Even devices where clinician’s interference is not required will not fully replace radiologists. They represent the first line of diagnosis, and if they spot abnormalities, humans still need to confirm them and prescribe the treatment strategy.
AI-powered image processing has many applications and benefits for the healthcare system. However, healthcare facilities are not rushing to adopt AI in their practice. It doesn’t help that some FDA-approved AI products didn’t deliver on their promises in the past. For example, in 1998, an AI-powered breast cancer screening system approved by the FDA resulted in increased annual spending without an improvement in the cancer detection rate.
Even if modern AI tools are of better quality, everyone from clinicians to companies offering machine learning radiology solutions still needs to contribute to adoption.
If you are an AI vendor, work on datasets you use to train your algorithms. Make sure they represent the conditions at your location of interest. Moreover, remember that radiologists resist using tools that they don’t understand. If your algorithm can justify its diagnostic results, doctors will be more eager to try it.
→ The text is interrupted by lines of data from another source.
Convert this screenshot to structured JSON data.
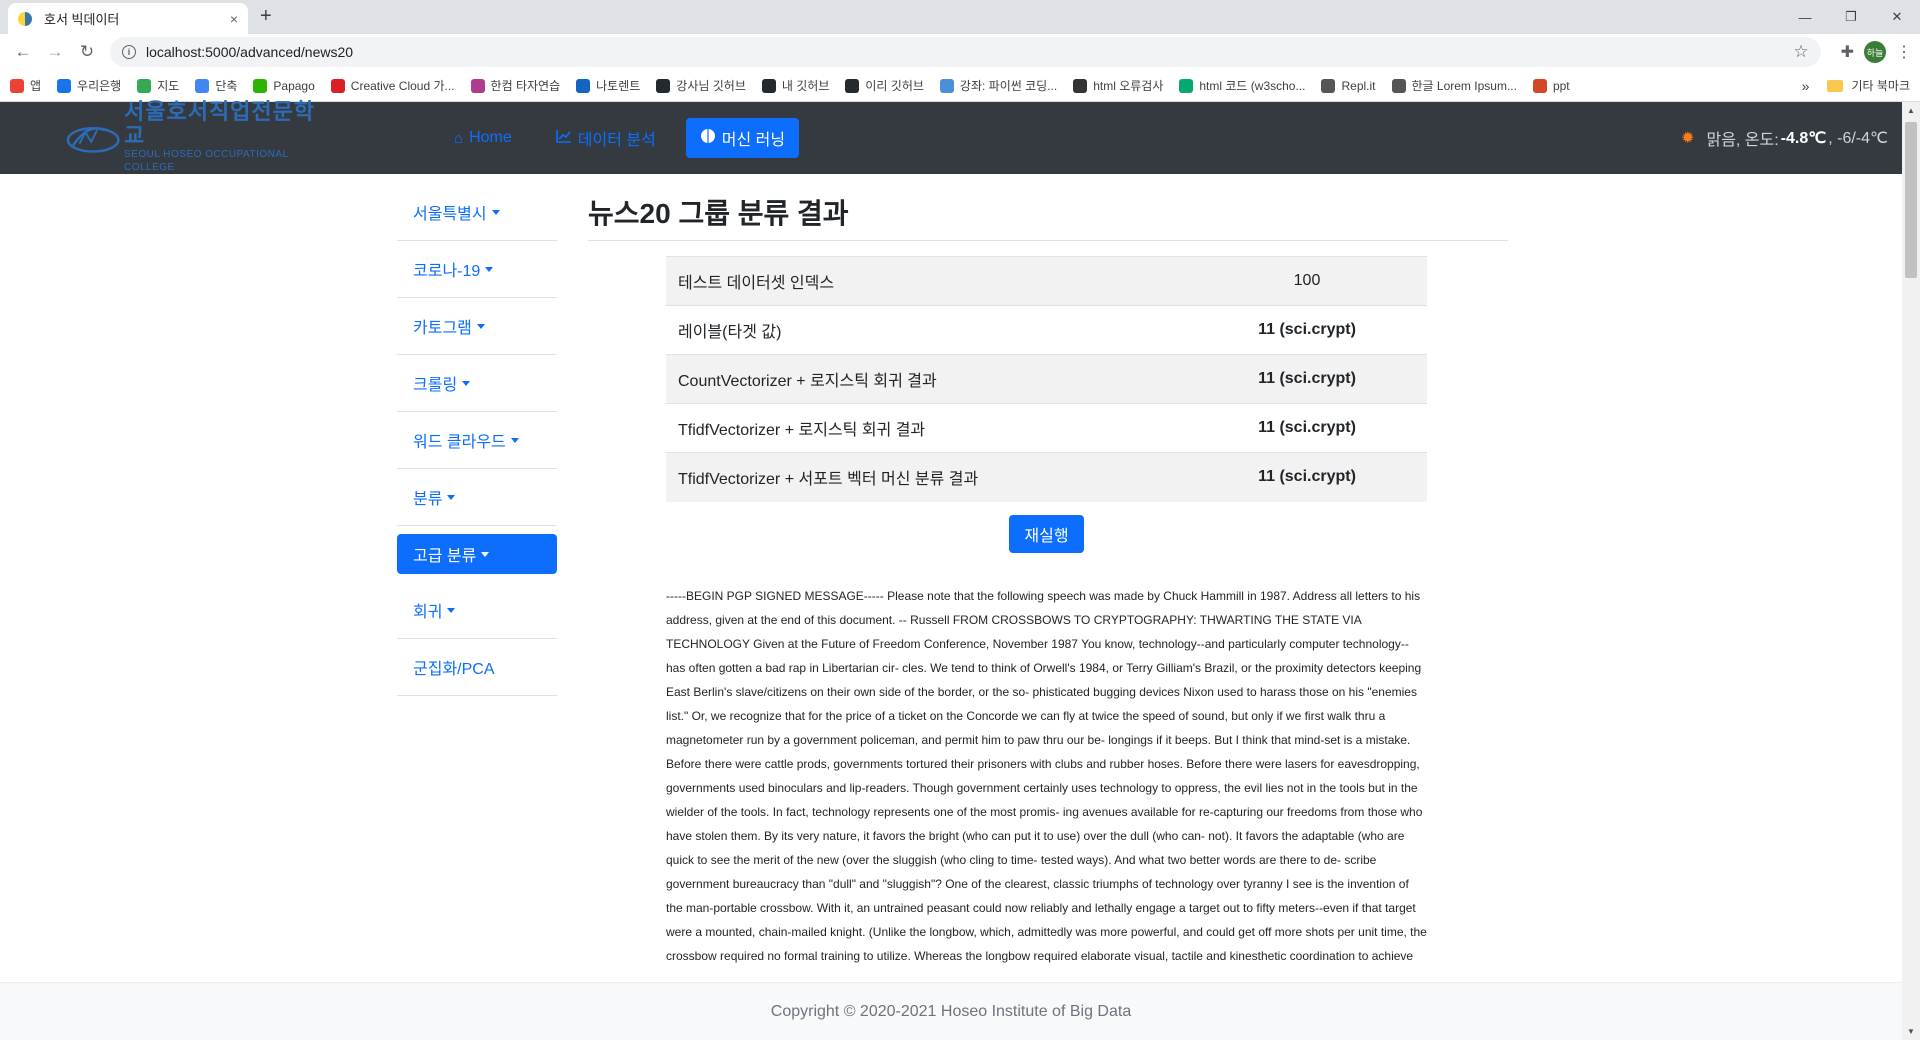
{
  "browser": {
    "tab_title": "호서 빅데이터",
    "tab_close": "×",
    "new_tab": "+",
    "url": "localhost:5000/advanced/news20",
    "win_min": "—",
    "win_restore": "❐",
    "win_close": "✕",
    "profile_initials": "하늘",
    "bookmarks": [
      {
        "label": "앱",
        "color": "#ea4335"
      },
      {
        "label": "우리은행",
        "color": "#1a73e8"
      },
      {
        "label": "지도",
        "color": "#34a853"
      },
      {
        "label": "단축",
        "color": "#4285f4"
      },
      {
        "label": "Papago",
        "color": "#2db400"
      },
      {
        "label": "Creative Cloud 가...",
        "color": "#da1f26"
      },
      {
        "label": "한컴 타자연습",
        "color": "#b03a8c"
      },
      {
        "label": "나토렌트",
        "color": "#1565c0"
      },
      {
        "label": "강사님 깃허브",
        "color": "#24292e"
      },
      {
        "label": "내 깃허브",
        "color": "#24292e"
      },
      {
        "label": "이리 깃허브",
        "color": "#24292e"
      },
      {
        "label": "강좌: 파이썬 코딩...",
        "color": "#4a90d9"
      },
      {
        "label": "html 오류검사",
        "color": "#333333"
      },
      {
        "label": "html 코드 (w3scho...",
        "color": "#04aa6d"
      },
      {
        "label": "Repl.it",
        "color": "#555555"
      },
      {
        "label": "한글 Lorem Ipsum...",
        "color": "#555555"
      },
      {
        "label": "ppt",
        "color": "#d24726"
      }
    ],
    "bookmarks_more": "»",
    "other_bookmarks": "기타 북마크"
  },
  "navbar": {
    "brand_ko": "서울호서직업전문학교",
    "brand_en": "SEOUL HOSEO OCCUPATIONAL COLLEGE",
    "links": [
      {
        "label": "Home",
        "icon": "home-icon",
        "glyph": "⌂"
      },
      {
        "label": "데이터 분석",
        "icon": "chart-icon",
        "glyph": "📈"
      },
      {
        "label": "머신 러닝",
        "icon": "brain-icon",
        "glyph": "●"
      }
    ],
    "weather_icon": "sun-icon",
    "weather_prefix": "맑음, 온도: ",
    "weather_temp": "-4.8℃",
    "weather_range": ", -6/-4℃"
  },
  "sidebar": {
    "items": [
      {
        "label": "서울특별시",
        "dropdown": true
      },
      {
        "label": "코로나-19",
        "dropdown": true
      },
      {
        "label": "카토그램",
        "dropdown": true
      },
      {
        "label": "크롤링",
        "dropdown": true
      },
      {
        "label": "워드 클라우드",
        "dropdown": true
      },
      {
        "label": "분류",
        "dropdown": true
      },
      {
        "label": "고급 분류",
        "dropdown": true,
        "active": true
      },
      {
        "label": "회귀",
        "dropdown": true
      },
      {
        "label": "군집화/PCA",
        "dropdown": false
      }
    ]
  },
  "page": {
    "title": "뉴스20 그룹 분류 결과",
    "rows": [
      {
        "label": "테스트 데이터셋 인덱스",
        "value": "100",
        "bold": false
      },
      {
        "label": "레이블(타겟 값)",
        "value": "11 (sci.crypt)",
        "bold": true
      },
      {
        "label": "CountVectorizer + 로지스틱 회귀 결과",
        "value": "11 (sci.crypt)",
        "bold": true
      },
      {
        "label": "TfidfVectorizer + 로지스틱 회귀 결과",
        "value": "11 (sci.crypt)",
        "bold": true
      },
      {
        "label": "TfidfVectorizer + 서포트 벡터 머신 분류 결과",
        "value": "11 (sci.crypt)",
        "bold": true
      }
    ],
    "rerun_label": "재실행",
    "document_text": "-----BEGIN PGP SIGNED MESSAGE----- Please note that the following speech was made by Chuck Hammill in 1987. Address all letters to his address, given at the end of this document. -- Russell FROM CROSSBOWS TO CRYPTOGRAPHY: THWARTING THE STATE VIA TECHNOLOGY Given at the Future of Freedom Conference, November 1987 You know, technology--and particularly computer technology--has often gotten a bad rap in Libertarian cir- cles. We tend to think of Orwell's 1984, or Terry Gilliam's Brazil, or the proximity detectors keeping East Berlin's slave/citizens on their own side of the border, or the so- phisticated bugging devices Nixon used to harass those on his \"enemies list.\" Or, we recognize that for the price of a ticket on the Concorde we can fly at twice the speed of sound, but only if we first walk thru a magnetometer run by a government policeman, and permit him to paw thru our be- longings if it beeps. But I think that mind-set is a mistake. Before there were cattle prods, governments tortured their prisoners with clubs and rubber hoses. Before there were lasers for eavesdropping, governments used binoculars and lip-readers. Though government certainly uses technology to oppress, the evil lies not in the tools but in the wielder of the tools. In fact, technology represents one of the most promis- ing avenues available for re-capturing our freedoms from those who have stolen them. By its very nature, it favors the bright (who can put it to use) over the dull (who can- not). It favors the adaptable (who are quick to see the merit of the new (over the sluggish (who cling to time- tested ways). And what two better words are there to de- scribe government bureaucracy than \"dull\" and \"sluggish\"? One of the clearest, classic triumphs of technology over tyranny I see is the invention of the man-portable crossbow. With it, an untrained peasant could now reliably and lethally engage a target out to fifty meters--even if that target were a mounted, chain-mailed knight. (Unlike the longbow, which, admittedly was more powerful, and could get off more shots per unit time, the crossbow required no formal training to utilize. Whereas the longbow required elaborate visual, tactile and kinesthetic coordination to achieve"
  },
  "footer": {
    "copyright": "Copyright © 2020-2021 Hoseo Institute of Big Data"
  }
}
If you are a hospital manager, don’t hesitate to emphasize that AI is merely a support tool. Explain the scope of the AI application and where it stands in the diagnostics chain. Give your radiologists enough time and support to learn how to interact with the recently acquired AI solutions and understand its potential.
If you are a doctor who is considering using AI but is afraid of the consequences, remember that these tools were developed to play a supporting role. Many research experiments point out that doctors can spot disorders missed by AI algorithms. AI will speed up your work and give you the “second opinion” needed to boost confidence in your decision.